Will Iran become number one energy player in Middle East?

Friday 01/05/2015
New contracts to lure energy majors back

TEHRAN - A nuclear agreement will allow Iran to become the number one energy player in the Middle East and herald major opportunities for foreign companies, top Iranian officials said Wednesday.
The remarks, at an industry event in Tehran, underlined the broader political and economic implications should sanctions on Iran be lifted under a deal, following long-running diplomatic efforts with world powers.
Iran has the world's fourth largest proven oil reserves and the second biggest gas deposits, both of which are seen as long under-tapped and ripe for exploration.
But its exports have halved since US and EU sanctions were imposed in 2012 as punishment for Tehran's disputed nuclear programme.
Oil Minister Bijan Zanganeh, who in recent months has signalled Iran's willingness to see global oil giants return, said international cooperation was essential.
"We have to use the foreign companies that will come to us after the removal of sanctions... to increase exports and access regional markets," he said in a speech at Iran's 20th Oil, Gas, Refining and Petrochemical Fair.
"It is understandable that they left us during hard times. But we hope to prepare ourselves to work with them for a future in which we become the industry's number one in the region."
The prospects for doing business are inextricably linked to whether Iran and six world powers can conclude a nuclear accord by a June 30 deadline.

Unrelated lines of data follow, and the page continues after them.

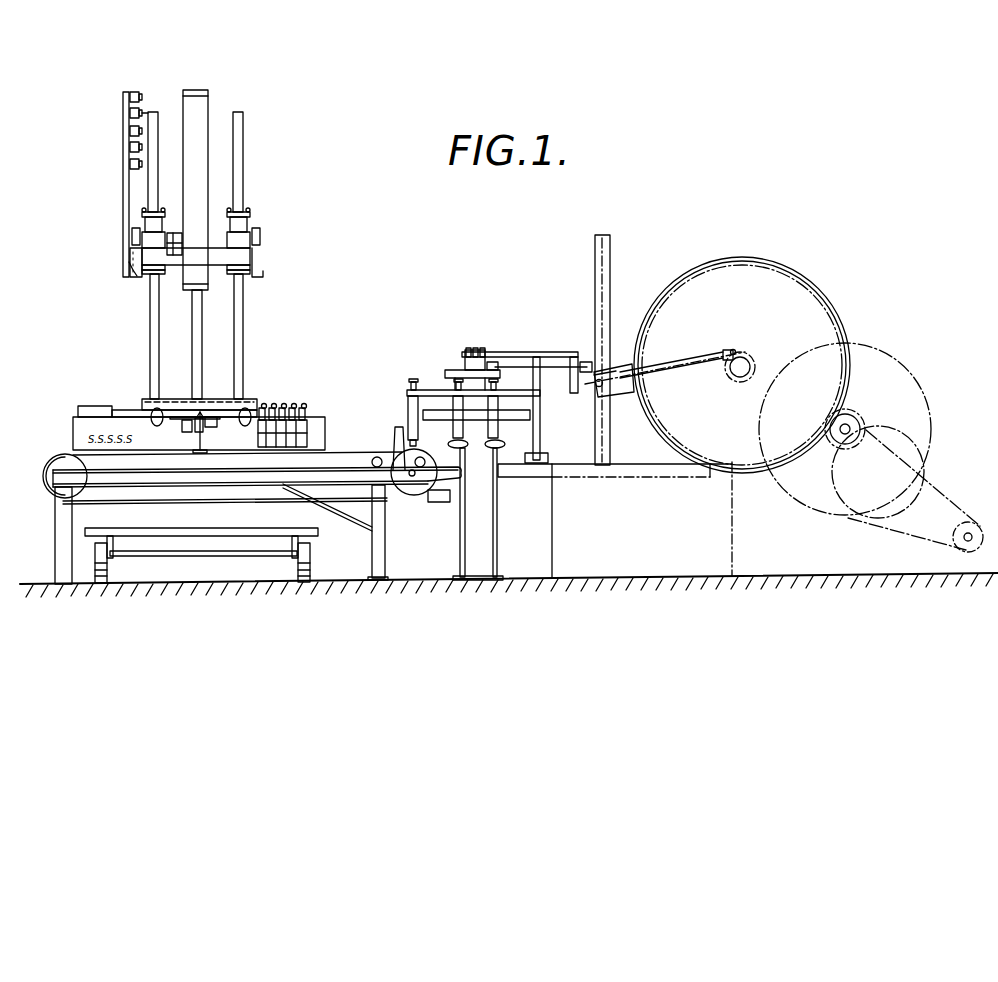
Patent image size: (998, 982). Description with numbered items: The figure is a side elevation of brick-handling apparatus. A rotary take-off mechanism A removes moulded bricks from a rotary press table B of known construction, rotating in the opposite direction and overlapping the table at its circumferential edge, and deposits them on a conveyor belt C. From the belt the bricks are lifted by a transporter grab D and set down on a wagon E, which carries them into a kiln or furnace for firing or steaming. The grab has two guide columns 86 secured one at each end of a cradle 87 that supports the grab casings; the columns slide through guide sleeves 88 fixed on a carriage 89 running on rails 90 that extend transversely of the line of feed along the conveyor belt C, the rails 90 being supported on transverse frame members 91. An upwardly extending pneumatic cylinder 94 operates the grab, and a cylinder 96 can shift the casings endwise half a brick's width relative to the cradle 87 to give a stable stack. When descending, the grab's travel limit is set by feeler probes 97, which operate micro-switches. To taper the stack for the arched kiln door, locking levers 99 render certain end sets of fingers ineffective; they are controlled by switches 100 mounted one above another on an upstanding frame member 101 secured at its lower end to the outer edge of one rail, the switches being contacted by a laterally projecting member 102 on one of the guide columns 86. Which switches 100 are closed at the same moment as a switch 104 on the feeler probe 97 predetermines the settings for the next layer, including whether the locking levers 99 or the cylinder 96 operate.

The rotary take-off mechanism A is at (470, 363).
The rotary press table B is at (665, 470).
The conveyor belt C is at (343, 448).
The transporter grab D is at (203, 353).
The wagon E is at (90, 527).
The guide columns 86 is at (148, 178).
The cradle 87 is at (227, 405).
The guide sleeves 88 is at (253, 267).
The carriage 89 is at (142, 238).
The rails 90 is at (132, 250).
The transverse frame members 91 is at (137, 276).
The pneumatic cylinder 94 is at (192, 187).
The cylinder 96 is at (96, 406).
The feeler probes 97 is at (210, 438).
The locking levers 99 is at (300, 410).
The switches 100 is at (129, 148).
The upstanding frame member 101 is at (123, 163).
The laterally projecting member 102 is at (142, 113).
The switch 104 is at (182, 428).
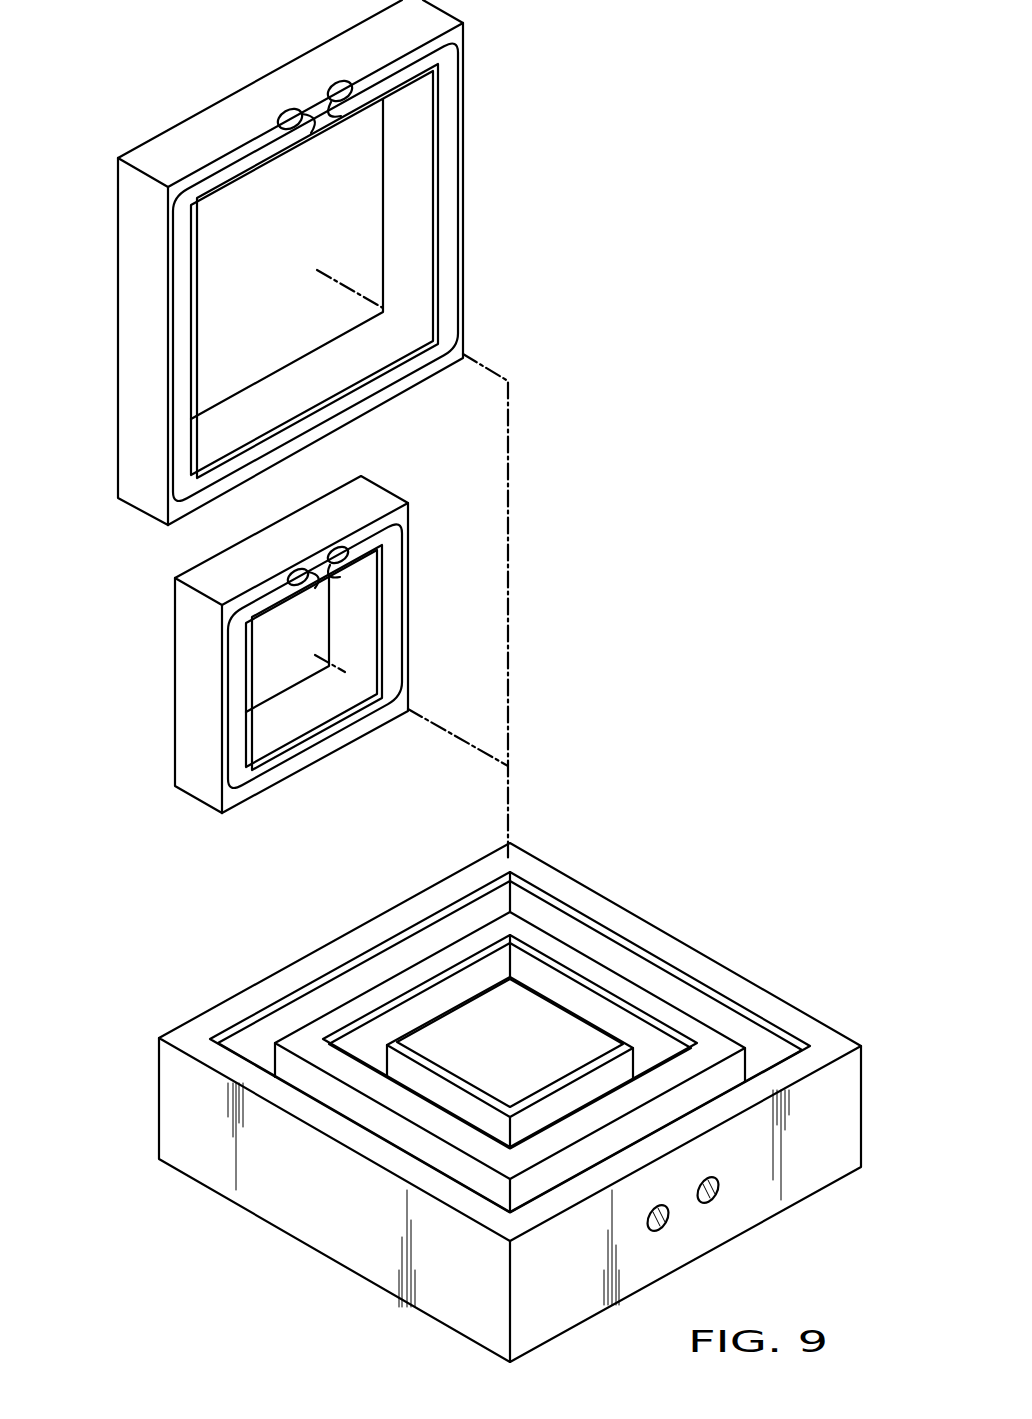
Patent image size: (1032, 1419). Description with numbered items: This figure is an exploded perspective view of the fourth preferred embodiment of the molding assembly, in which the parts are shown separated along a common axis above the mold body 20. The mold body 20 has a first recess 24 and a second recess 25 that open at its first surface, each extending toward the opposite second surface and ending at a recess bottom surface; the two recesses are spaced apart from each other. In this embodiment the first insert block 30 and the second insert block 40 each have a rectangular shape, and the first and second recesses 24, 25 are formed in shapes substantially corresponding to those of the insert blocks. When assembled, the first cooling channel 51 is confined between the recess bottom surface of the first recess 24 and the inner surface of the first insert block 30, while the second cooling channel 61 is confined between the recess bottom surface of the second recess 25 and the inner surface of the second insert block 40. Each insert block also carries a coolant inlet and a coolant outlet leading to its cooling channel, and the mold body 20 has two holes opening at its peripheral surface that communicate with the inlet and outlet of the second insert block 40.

The mold body 20 is at (538, 1095).
The first recess 24 is at (600, 1010).
The second recess 25 is at (518, 1020).
The first insert block 30 is at (218, 644).
The second insert block 40 is at (248, 262).
The first cooling channel 51 is at (233, 730).
The second cooling channel 61 is at (178, 443).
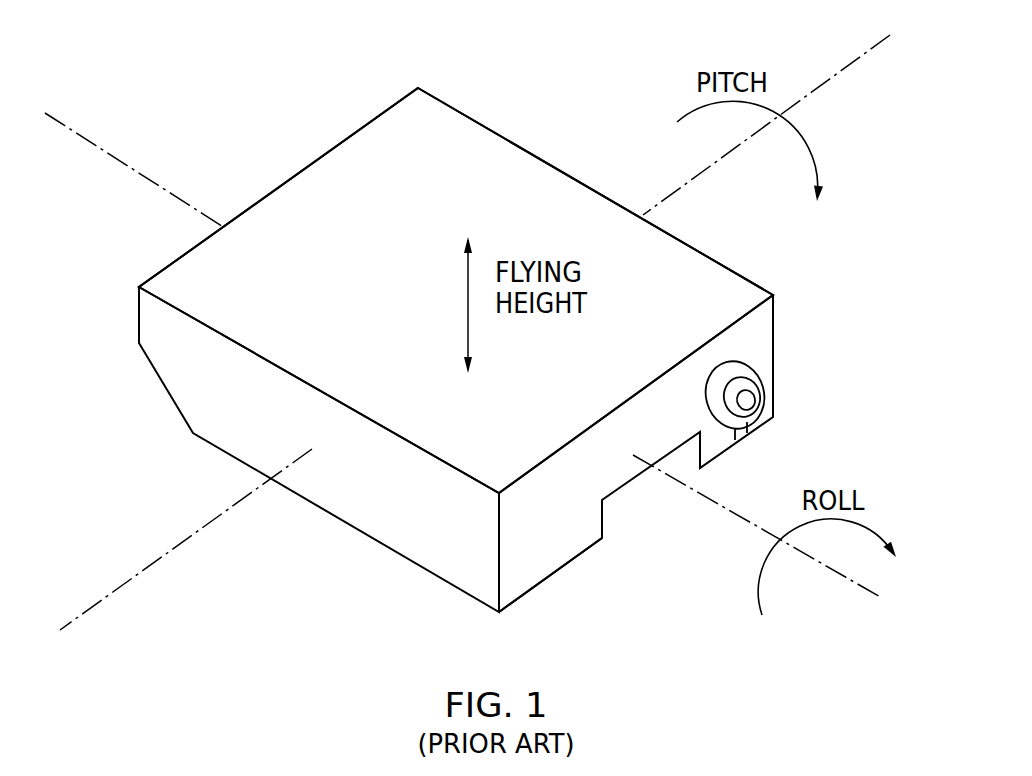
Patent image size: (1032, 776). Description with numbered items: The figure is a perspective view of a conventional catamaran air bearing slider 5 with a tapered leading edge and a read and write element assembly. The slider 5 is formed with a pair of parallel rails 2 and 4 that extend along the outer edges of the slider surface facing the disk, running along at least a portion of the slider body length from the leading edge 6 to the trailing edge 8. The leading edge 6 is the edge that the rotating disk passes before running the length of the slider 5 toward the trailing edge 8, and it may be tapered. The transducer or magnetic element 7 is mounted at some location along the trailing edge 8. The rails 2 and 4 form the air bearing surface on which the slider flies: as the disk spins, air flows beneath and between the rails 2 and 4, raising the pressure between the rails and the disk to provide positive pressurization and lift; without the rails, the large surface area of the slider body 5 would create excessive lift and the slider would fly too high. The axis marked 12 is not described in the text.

The rail 2 is at (724, 451).
The rail 4 is at (542, 584).
The catamaran slider 5 is at (503, 82).
The leading edge 6 is at (138, 312).
The transducer or magnetic element 7 is at (764, 378).
The trailing edge 8 is at (775, 312).
The longitudinal axis 12 is at (58, 118).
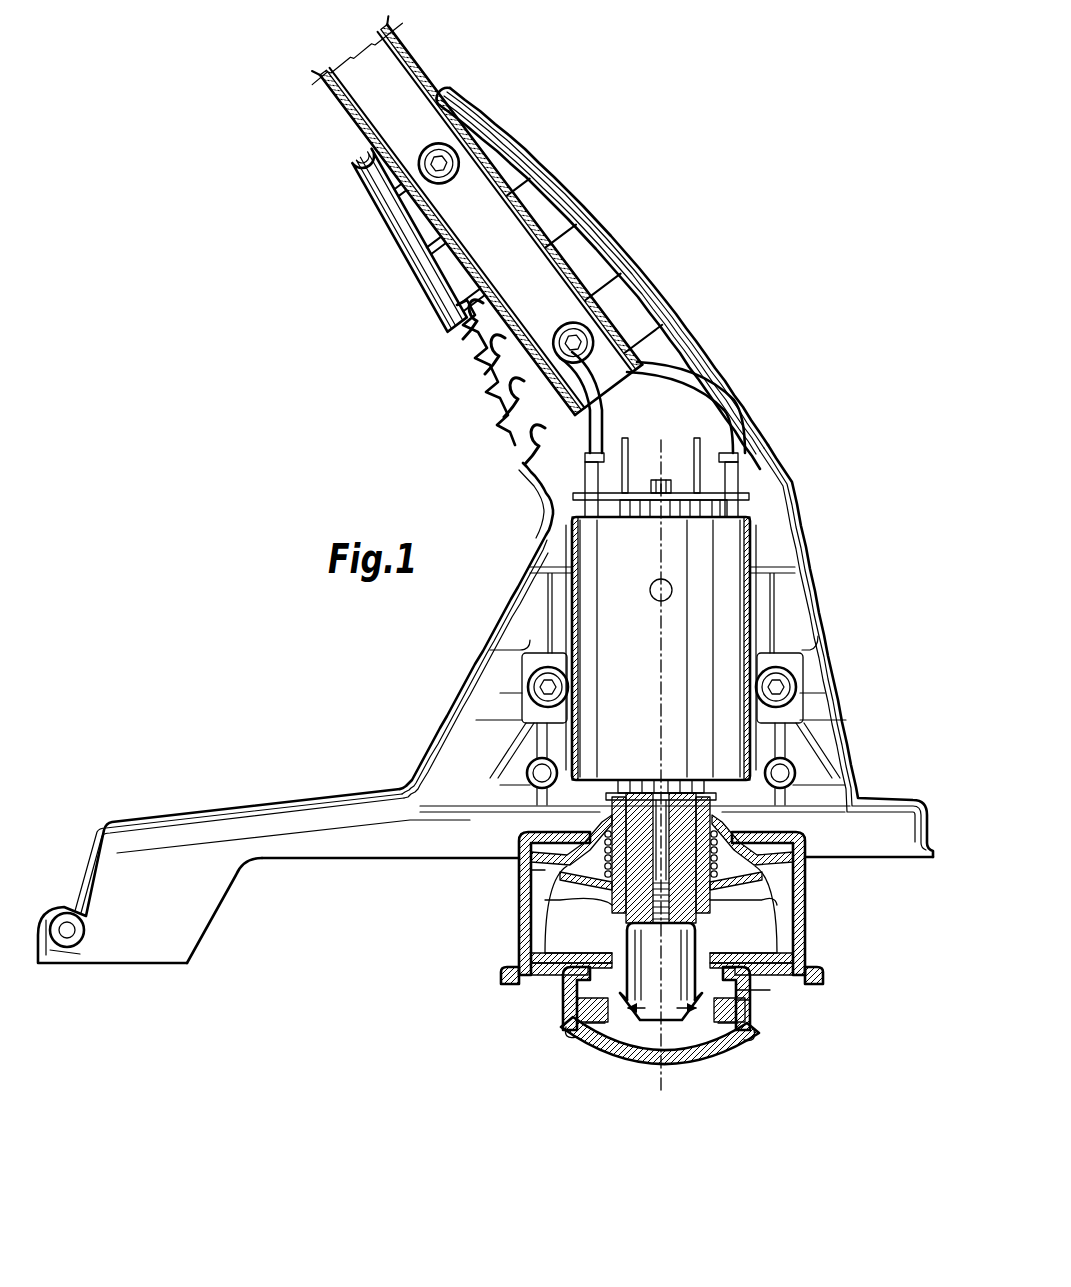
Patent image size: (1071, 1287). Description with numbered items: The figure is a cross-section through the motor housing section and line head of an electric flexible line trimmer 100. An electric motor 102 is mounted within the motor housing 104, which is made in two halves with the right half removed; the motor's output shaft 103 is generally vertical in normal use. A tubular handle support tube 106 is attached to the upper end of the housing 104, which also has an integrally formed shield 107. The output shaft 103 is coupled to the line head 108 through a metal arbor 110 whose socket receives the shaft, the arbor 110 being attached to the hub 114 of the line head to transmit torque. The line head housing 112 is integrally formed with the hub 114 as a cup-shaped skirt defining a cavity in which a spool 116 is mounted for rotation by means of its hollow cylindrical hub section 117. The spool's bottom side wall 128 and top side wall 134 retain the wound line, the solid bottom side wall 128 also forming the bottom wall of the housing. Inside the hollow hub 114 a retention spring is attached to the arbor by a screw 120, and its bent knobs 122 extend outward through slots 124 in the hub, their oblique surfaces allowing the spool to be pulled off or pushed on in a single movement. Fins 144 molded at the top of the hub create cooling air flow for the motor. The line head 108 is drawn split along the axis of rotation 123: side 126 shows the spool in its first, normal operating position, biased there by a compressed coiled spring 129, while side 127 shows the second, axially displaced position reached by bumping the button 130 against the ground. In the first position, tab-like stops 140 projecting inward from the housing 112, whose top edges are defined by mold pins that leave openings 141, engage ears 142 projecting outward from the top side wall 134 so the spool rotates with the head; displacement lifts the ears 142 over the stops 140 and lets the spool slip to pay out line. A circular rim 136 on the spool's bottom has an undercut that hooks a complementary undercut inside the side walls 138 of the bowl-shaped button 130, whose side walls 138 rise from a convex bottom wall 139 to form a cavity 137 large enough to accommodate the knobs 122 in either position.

The electric flexible line trimmer 100 is at (370, 456).
The electric motor 102 is at (740, 533).
The output shaft 103 is at (643, 807).
The motor housing 104 is at (818, 568).
The handle support tube 106 is at (423, 64).
The shield 107 is at (207, 807).
The line head 108 is at (485, 957).
The arbor 110 is at (703, 847).
The line head housing 112 is at (803, 915).
The hub 114 is at (617, 850).
The spool 116 is at (735, 948).
The hub section 117 is at (773, 955).
The screw 120 is at (647, 953).
The knob 122 is at (597, 1007).
The axis of rotation 123 is at (661, 1105).
The slots 124 is at (657, 1023).
The side 126 is at (712, 1090).
The side 127 is at (655, 1090).
The bottom side wall 128 is at (770, 987).
The coiled spring 129 is at (757, 857).
The button 130 is at (548, 1004).
The top side wall 134 is at (537, 913).
The rim 136 is at (753, 1000).
The cavity 137 is at (607, 1023).
The side walls 138 is at (563, 1010).
The bottom wall 139 is at (733, 1043).
The stops 140 is at (540, 893).
The openings 141 is at (543, 846).
The ears 142 is at (540, 865).
The fins 144 is at (547, 857).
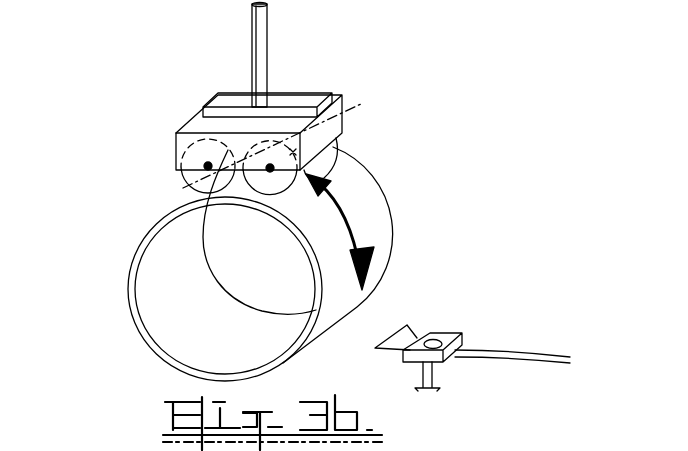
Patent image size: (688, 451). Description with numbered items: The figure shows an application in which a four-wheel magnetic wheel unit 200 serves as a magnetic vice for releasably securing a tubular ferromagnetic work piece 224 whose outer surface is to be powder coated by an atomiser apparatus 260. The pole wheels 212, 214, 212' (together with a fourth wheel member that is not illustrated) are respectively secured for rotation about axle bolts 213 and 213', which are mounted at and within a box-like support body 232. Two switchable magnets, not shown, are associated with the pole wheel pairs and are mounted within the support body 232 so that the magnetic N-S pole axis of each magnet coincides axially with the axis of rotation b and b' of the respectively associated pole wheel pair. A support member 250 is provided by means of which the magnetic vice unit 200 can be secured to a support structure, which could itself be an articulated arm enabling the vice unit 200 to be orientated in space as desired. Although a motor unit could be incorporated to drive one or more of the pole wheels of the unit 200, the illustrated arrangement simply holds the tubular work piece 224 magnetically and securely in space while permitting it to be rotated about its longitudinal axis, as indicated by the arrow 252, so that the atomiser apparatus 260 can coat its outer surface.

The comments also seemed aimed at Saudi Arabia, the world's largest oil exporter, with which Iran is locked in a fierce dispute over the conflict in Yemen.
During the nuclear crisis Iran has relied on domestic oil firms and though this will continue, Vice President Eshaq Jahangiri, at the same event as Zanganeh, said: "We don't have any other option but to join the international production and distribution chain."
New contracts prepared by the oil ministry would lure energy majors back, he said.
"We expect that after presenting the models of the new agreements, which are based on the realities of the global energy market, they will be so attractive that it will bring the foreign investment.
"Iran is very determined that after a very short period of time after signing the nuclear agreement that we can take back our position in the global oil industry," Jahangiri added.
According to the oil ministry, 1,200 Iranian companies and 600 international businesses from 29 countries including Britain, China, France, Germany, Russia, Singapore and the United Arab Emirates registered for the four-day Tehran exhibition.
But with crude prices hovering around a lowly $60 a barrel as the market experiences a supply glut, the chances of an economic windfall for Iran or international companies is difficult to gauge.
While oil and gas was long the cornerstone of Iran's finances, the global fall in crude prices has led President Hassan Rouhani's government to seek a more varied economy.
And in the budget for this year Iran halved its reliance on oil income to 25 percent. Foreign companies are also weighing the cost of doing business in Iran against the potential returns.
Under Iranian law, foreign entities in the oil and gas sector must partner with local firms.
But the development of oil and gas sites, including the massive South Pars gas field, shared with Qatar, and the West Karoun oilfield, offer significant potential for foreign tie-ups.
Having agreed an outline framework for a deal on April 2, Iran and the P5+1 powers (Britain, China, France, Russia and the United States plus Germany) aim to conclude a final accord by the end of June.
Under an interim deal that came into effect in January 2014, which gave some sanctions relief, Iran has been allowed to maintain its crude oil exports at around 1.2 million barrels per day -- less than half of what it was shipping in late 2011.
Production capacity is now around 2.7 million bpd but the ministry has said it could reach 4 million bpd within a few years.